"They had to man up and own their mistakes," says Eric Hirshberg, president and ad maker Deutsch LA. For GM and Chrysler, getting people to buy their cars is a marketing challenge for the ages.
Here's how five advertising gurus would go about, as they told Newsweek writer Matthew Phillips:
- Sell the cars, not the companies. The GM and Chrysler logos smack of failure, but some of the cars still have cachet. "Push Cadillac," says Crispin Porter + Bogusky's Chuck Porter. "Push minivans. Chrysler invented them."
- Stop sugarcoating. Prior to "Reinvention," GM ran a cringeworthy ad that said, "America needs a comeback. Let's put on our rally caps." Rally caps? "That's dangrous," says Euro RSCG's Andrew Bennett. "It evokes pity."

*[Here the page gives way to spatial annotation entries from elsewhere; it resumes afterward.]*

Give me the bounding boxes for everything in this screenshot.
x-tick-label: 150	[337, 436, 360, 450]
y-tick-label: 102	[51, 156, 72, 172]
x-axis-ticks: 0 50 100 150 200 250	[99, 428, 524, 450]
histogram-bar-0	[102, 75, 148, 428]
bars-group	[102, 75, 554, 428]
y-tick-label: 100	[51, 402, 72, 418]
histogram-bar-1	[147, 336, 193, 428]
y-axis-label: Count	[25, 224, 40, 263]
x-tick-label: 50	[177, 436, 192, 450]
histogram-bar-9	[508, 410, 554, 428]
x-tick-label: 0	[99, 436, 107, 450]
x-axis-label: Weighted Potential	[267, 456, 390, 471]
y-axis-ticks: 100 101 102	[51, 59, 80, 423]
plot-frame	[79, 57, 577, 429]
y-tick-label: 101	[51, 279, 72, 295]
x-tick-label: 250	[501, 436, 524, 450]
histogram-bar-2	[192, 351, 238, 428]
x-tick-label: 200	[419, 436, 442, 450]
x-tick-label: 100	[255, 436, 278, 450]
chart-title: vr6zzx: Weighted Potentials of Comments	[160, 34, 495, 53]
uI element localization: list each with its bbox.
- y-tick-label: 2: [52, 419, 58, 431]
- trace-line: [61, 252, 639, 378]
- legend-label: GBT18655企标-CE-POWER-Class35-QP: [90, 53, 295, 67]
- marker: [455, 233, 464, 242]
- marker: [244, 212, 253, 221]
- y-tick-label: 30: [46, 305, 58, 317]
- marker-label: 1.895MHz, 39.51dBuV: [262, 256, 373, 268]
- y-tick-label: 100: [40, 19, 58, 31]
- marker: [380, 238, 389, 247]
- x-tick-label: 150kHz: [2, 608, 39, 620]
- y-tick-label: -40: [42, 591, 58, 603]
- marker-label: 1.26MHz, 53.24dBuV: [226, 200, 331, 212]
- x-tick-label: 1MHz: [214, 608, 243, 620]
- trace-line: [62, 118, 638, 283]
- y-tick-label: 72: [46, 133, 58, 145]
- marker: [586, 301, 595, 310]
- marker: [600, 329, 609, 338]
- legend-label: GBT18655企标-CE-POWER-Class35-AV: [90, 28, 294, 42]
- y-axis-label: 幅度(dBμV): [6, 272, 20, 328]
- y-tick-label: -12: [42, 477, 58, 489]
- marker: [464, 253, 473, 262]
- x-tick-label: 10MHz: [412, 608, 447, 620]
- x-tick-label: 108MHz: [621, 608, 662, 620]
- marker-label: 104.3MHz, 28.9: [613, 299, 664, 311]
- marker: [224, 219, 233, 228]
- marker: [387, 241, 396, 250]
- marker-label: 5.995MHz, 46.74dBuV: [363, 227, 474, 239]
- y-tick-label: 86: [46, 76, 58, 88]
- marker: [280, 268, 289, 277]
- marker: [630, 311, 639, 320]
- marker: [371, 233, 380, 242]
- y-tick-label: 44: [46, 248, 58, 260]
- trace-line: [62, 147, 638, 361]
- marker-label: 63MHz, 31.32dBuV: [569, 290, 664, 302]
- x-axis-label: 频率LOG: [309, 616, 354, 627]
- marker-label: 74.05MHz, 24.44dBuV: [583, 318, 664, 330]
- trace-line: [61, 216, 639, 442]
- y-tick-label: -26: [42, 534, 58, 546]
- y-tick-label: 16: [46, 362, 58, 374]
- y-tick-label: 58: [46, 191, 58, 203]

- Give us real people. If you take the misty-eyed approach, focus on people whom we'd actually root for. "Show me plants shutting down; let me hear the workers," says Element79 CCO Dennis Ryan. "That story's powerful."
- Embrace changing habits. Car ads don't get us into the dealer anymore, they make us feel good after we've left. "People seek the ads to justify the purchase," says Interbrand's David Martin. So remind us why we love your cars.
- Be the future. Automakers need to talk about next-wave strategies: building from the buyer's specs, no more one-car-fits-all. "What they're doing feels very 1970s, like gray-haired marketing," says Anne Bologna, CEO of Toy.